Algunos rasgos de la cultura predominante parecieran inclinarnos desde muy temprano en la vida, a reventar a codazos a los demás. A ser vencedores a toda costa. A imponernos y doblegar a los otros.
O en todo caso, a no ser tontos ni blandos. El mensaje es que tenemos que educar a los niños para que cuando grandes sean triunfadores, sean, por ejemplo, presidentes de un banco o de una compañía multinacional. Ese es el destino más codiciable. Y seguramente está bien.
Y hay que enseñarles lenguas extranjeras para que puedan desenvolverse en el mundo. O nos quedamos por fuera de la ola del progreso internacional. Pero en ocasiones esto se hará a expensas de nuestra propia lengua. Si quieres, no hables con corrección tu lengua, no es tan importante. No sepas cómo escribir una palabra para nombrar una fruta cuyo almíbar has sentido correr entre tus dedos, o un pájaro que oyes cantar todas las mañanas en tu ventana, o un árbol cuyas ramas mueve suavemente el viento y trae solaz a tu casa. No sepas nombrar un poeta que en tu lengua haya creado el amor y el mundo una vez más.
Ahora sé que por esa razón, por el peligro de perder las palabras que son nuestras desde que mamamos del pecho, que nos atan con fuerza a nuestra tierra y a nuestros dolores y sueños, un viejo maestro recomendaba no enseñar a los niños otros idiomas ni en el jardín ni en la primaria. En estas épocas eso sería incomprensible, lo comprendo...

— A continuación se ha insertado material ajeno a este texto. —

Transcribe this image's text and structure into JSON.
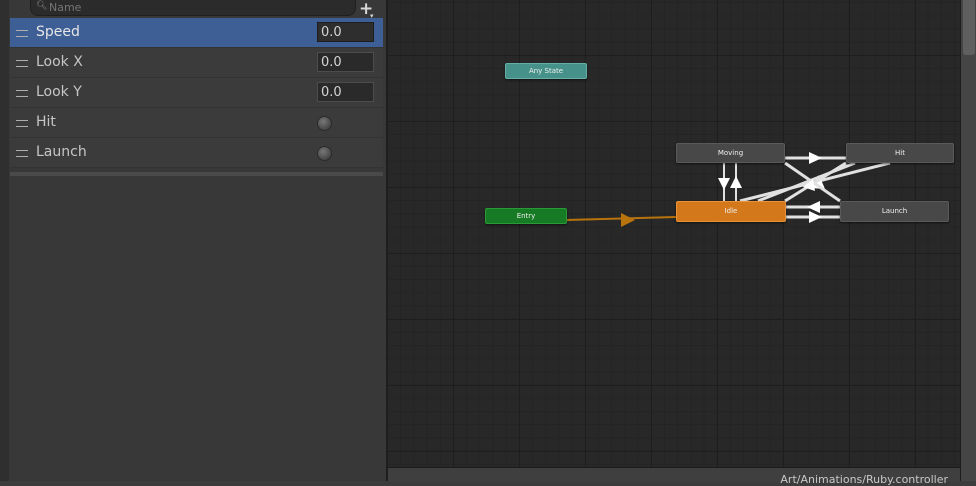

Pero ahora entiendo también qué quería decir cuando hablaba de sembrar en el corazón de los niños un amor impostergable por su país. ¡Claro! ¡Había que empezar por la lengua! La lengua que es nuestra madre también, que también nos amamanta. Que dibuja los rasgos de nuestra cara. La forma de nuestro corazón. La extensión de nuestras manos.
Hace poco leí que era posible postular la idea de que una comunidad humana, hace cientos de miles de años, había alcanzado hitos formidables de civilización. En ese momento no habría vestigios de un gran templo, de una ciudad asombrosa, de una prodigiosa máquina de guerra, de un tesoro de joyas y reliquias. No, apenas unas piezas de arcilla, unos toscos instrumentos de piedra.
Entonces, una famosa científica explicó: hemos encontrado bajo la tierra un fémur con señales de haberse fracturado y de haberse sanado. Es decir, aquí cayó un hombre, o una mujer, mejor, que se partió una pierna. Y los otros, los demás, la esperaron. Todos se detuvieron y la esperaron y la ayudaron a sanar. Ahí está la cicatriz. Y tenemos así, ante los ojos, la comprobación de que entre estas gentes, entre estos humanos rudimentarios, ya había nacido la noción de la clemencia.
Tal vez junto a los idiomas extranjeros debemos enseñar a nuestros niños la clemencia. En su lengua. Y todas las formas de la bondad que nacen de ella, todos los ríos de esa cuenca fructífera que son la ternura, la solidaridad, el apego de unos por los otros, la espera, la entrega.
A lo mejor así no habría tanta violencia. Como hay ahora por las calles, por los campos. No estarían las sociedades humanas degradadas de esta manera.